All’inizio della serata, tuttavia, Adama Diop introduce con poche parole l’opera di Cechov e ne racconta brevemente la genesi. Egli incarna poi brillantemente il ruolo di Lopakhine, l’uomo i cui genitori e nonni erano ancora servi della gleba nella tenuta di Lioubov. Diventato ricco, sarà lui a comprarlo all’asta. La rottura della “quarta parete” non si nota solo all’inizio dello spettacolo. Molti dei monologhi sono rivolti dagli attori e dalle attrici non alle loro controparti personali, ma direttamente al pubblico. Prima dell’inizio del quarto atto, Diop lo fa di nuovo per notare che la commedia avrebbe potuto concludersi a questo punto, dopo la vendita all’asta della proprietà. In realtà, Cechov aggiunse l’ultimo atto in un secondo momento, perché non voleva che “Il giardino dei ciliegi” fosse inteso come un dramma, ma come una tragicommedia. Così, dopo il grande crollo finanziario, ma anche psicologico, che colpì tutte le persone che erano state legate alla tenuta, pacificò gli eventi con una scena d’addio. Sebbene il futuro di tutte le persone coinvolte sia incerto, tutti partono comunque con la speranza e si disperdono nei venti. Lioubov, che deve rendersi conto che il tempo spensierato delle spese è finito per lei una volta per tutte e che la casa dei genitori è perduta, e il vecchio servo Firs, che ha perso il suo scopo nella vita, il servizio, e ora è rimasto solo, sono gli unici a non avere più un barlume di speranza.

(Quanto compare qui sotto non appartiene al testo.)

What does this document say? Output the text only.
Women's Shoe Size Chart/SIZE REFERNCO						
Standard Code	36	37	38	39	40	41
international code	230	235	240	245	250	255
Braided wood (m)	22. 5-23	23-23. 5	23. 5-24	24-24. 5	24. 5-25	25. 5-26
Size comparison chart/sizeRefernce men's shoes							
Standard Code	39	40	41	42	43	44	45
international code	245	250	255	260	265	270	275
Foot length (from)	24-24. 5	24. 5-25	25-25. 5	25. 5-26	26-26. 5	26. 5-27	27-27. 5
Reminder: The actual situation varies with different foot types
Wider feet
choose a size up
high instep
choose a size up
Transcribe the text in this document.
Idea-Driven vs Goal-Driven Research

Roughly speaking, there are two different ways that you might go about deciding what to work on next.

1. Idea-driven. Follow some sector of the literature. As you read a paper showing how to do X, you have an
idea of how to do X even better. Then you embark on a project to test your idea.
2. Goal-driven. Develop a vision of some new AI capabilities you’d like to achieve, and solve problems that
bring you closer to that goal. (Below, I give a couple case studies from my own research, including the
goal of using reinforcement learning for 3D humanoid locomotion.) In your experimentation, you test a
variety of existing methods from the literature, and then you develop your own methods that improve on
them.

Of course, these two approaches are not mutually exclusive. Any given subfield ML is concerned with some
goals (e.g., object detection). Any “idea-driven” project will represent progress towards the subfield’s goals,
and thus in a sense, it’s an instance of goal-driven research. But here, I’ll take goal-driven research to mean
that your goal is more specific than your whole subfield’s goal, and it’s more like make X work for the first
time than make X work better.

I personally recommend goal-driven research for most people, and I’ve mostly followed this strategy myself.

Tiago Rodrigues aggiunge un altro monumentale strato musicale all’azione, separando abilmente le singole scene l’una dall’altra e, in alcuni casi, sottolineandole. Manuela Azevedo e Hélder Gonçales scuotono non solo il palcoscenico ma anche la sala con un pianoforte di scena, suoni di batteria e una chitarra elettrica, spostando allo stesso tempo la narrazione nel presente. Il regista colloca i personaggi in modo netto sul filo della commedia dell’arte. Quando sono felici, sono fuori controllo, saltano, saltano e fanno il tifo. Grandi gesti, ma anche momenti forti ed emotivi, ai quali Isabelle Huppert in particolare sa contribuire con bravura, caratterizzano questa pièce. È affascinante vedere come riesce a cambiare in un attimo da una donna sovraeccitata e amante del divertimento a una donna profondamente addolorata per il figlio. Questa emozione fortemente sentita viene immediatamente trasmessa al pubblico e allo stesso tempo fa capire con quale grande abilità recitativa la Huppert stia recitando qui.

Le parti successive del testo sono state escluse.